The same caution applies to comparing subgroups (men vs. women, regions, age brackets): each subgroup has a smaller sample than the full survey, so subgroup margins are always wider than the headline number.

Worked Example: A 1,000-Person Poll

A poll of n = 1,000 voters finds 52% support for a ballot measure. At 95% confidence, the calculator finds the margin of error like this:

  1. Variability term: p(1 − p) = 0.52 × 0.48 = 0.2496.
  2. Divide by n: 0.2496 / 1000 = 0.0002496.
  3. Standard error: √0.0002496 ≈ 0.015799.
  4. Margin of error: 1.96 × 0.015799 ≈ 0.031, or 3.0966 percentage points.
  5. Interval: 52% ± 3.0966 = 48.9034% to 55.0966%.

Because the interval includes 50%, the measure's passage is not statistically settled by this poll.
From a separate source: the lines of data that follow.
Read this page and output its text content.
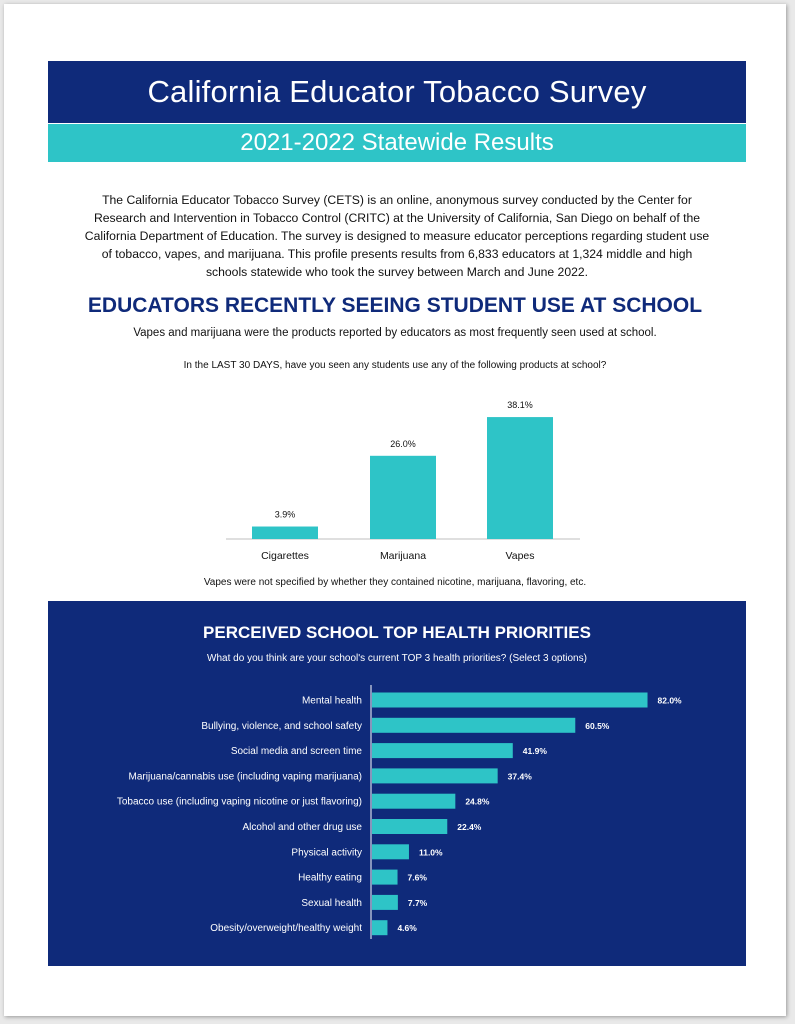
California Educator Tobacco Survey
2021-2022 Statewide Results

The California Educator Tobacco Survey (CETS) is an online, anonymous survey conducted by the Center for Research and Intervention in Tobacco Control (CRITC) at the University of California, San Diego on behalf of the California Department of Education. The survey is designed to measure educator perceptions regarding student use of tobacco, vapes, and marijuana. This profile presents results from 6,833 educators at 1,324 middle and high schools statewide who took the survey between March and June 2022.

EDUCATORS RECENTLY SEEING STUDENT USE AT SCHOOL
Vapes and marijuana were the products reported by educators as most frequently seen used at school.
In the LAST 30 DAYS, have you seen any students use any of the following products at school?
3.9%
Cigarettes
26.0%
Marijuana
38.1%
Vapes
Vapes were not specified by whether they contained nicotine, marijuana, flavoring, etc.
PERCEIVED SCHOOL TOP HEALTH PRIORITIES
What do you think are your school's current TOP 3 health priorities? (Select 3 options)
Mental health	82.0%
Bullying, violence, and school safety	60.5%
Social media and screen time	41.9%
Marijuana/cannabis use (including vaping marijuana)	37.4%
Tobacco use (including vaping nicotine or just flavoring)	24.8%
Alcohol and other drug use	22.4%
Physical activity	11.0%
Healthy eating	7.6%
Sexual health	7.7%
Obesity/overweight/healthy weight	4.6%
In mean mode the arithmetic is shorter: a sample of 64 delivery times with standard deviation 12 minutes gives MOE = 1.96 × 12 / √64 = 1.96 × 1.5 = 2.94 minutes; around a sample mean of 80 minutes, the interval runs from 77.06 to 82.94.

Frequently Asked Questions

Is margin of error the same thing as standard error?

They are related but not identical. The standard error measures the typical sampling fluctuation of the estimate, while the margin of error is the standard error multiplied by a critical value (1.96 for 95% confidence). The margin of error is therefore always larger and carries an explicit confidence level.

What does a margin of error of plus or minus 3% at 95% confidence mean?

If the same survey were repeated many times with fresh random samples, about 95% of the resulting intervals (estimate plus or minus 3 points) would contain the true population value. It does not mean there is a 95% chance the truth is within 3 points of this particular estimate, although that is a common informal reading.

Why do most national polls use about 1,000 respondents?

At n = 1,000 the margin of error for a proportion near 50% is about plus or minus 3.1 percentage points at 95% confidence, which most pollsters consider an acceptable balance of cost and precision. Because precision depends on the square root of n, cutting the margin to 1.55 points would require 4,000 interviews - four times the cost for half the error.

Does the margin of error account for biased or dishonest answers?

No. It quantifies random sampling error only. Nonsampling problems such as leading questions, low response rates, an unrepresentative sampling frame, or respondents answering inaccurately are not captured, and they can dwarf the stated margin.

When should I use the mean mode instead of the proportion mode?

Use mean mode whenever your estimate is an average of a numeric measurement - revenue per customer, minutes per task, points on a test. Use proportion mode when your estimate is the percentage of a sample falling into a category. The two modes use different standard error formulas, so picking the right one matters.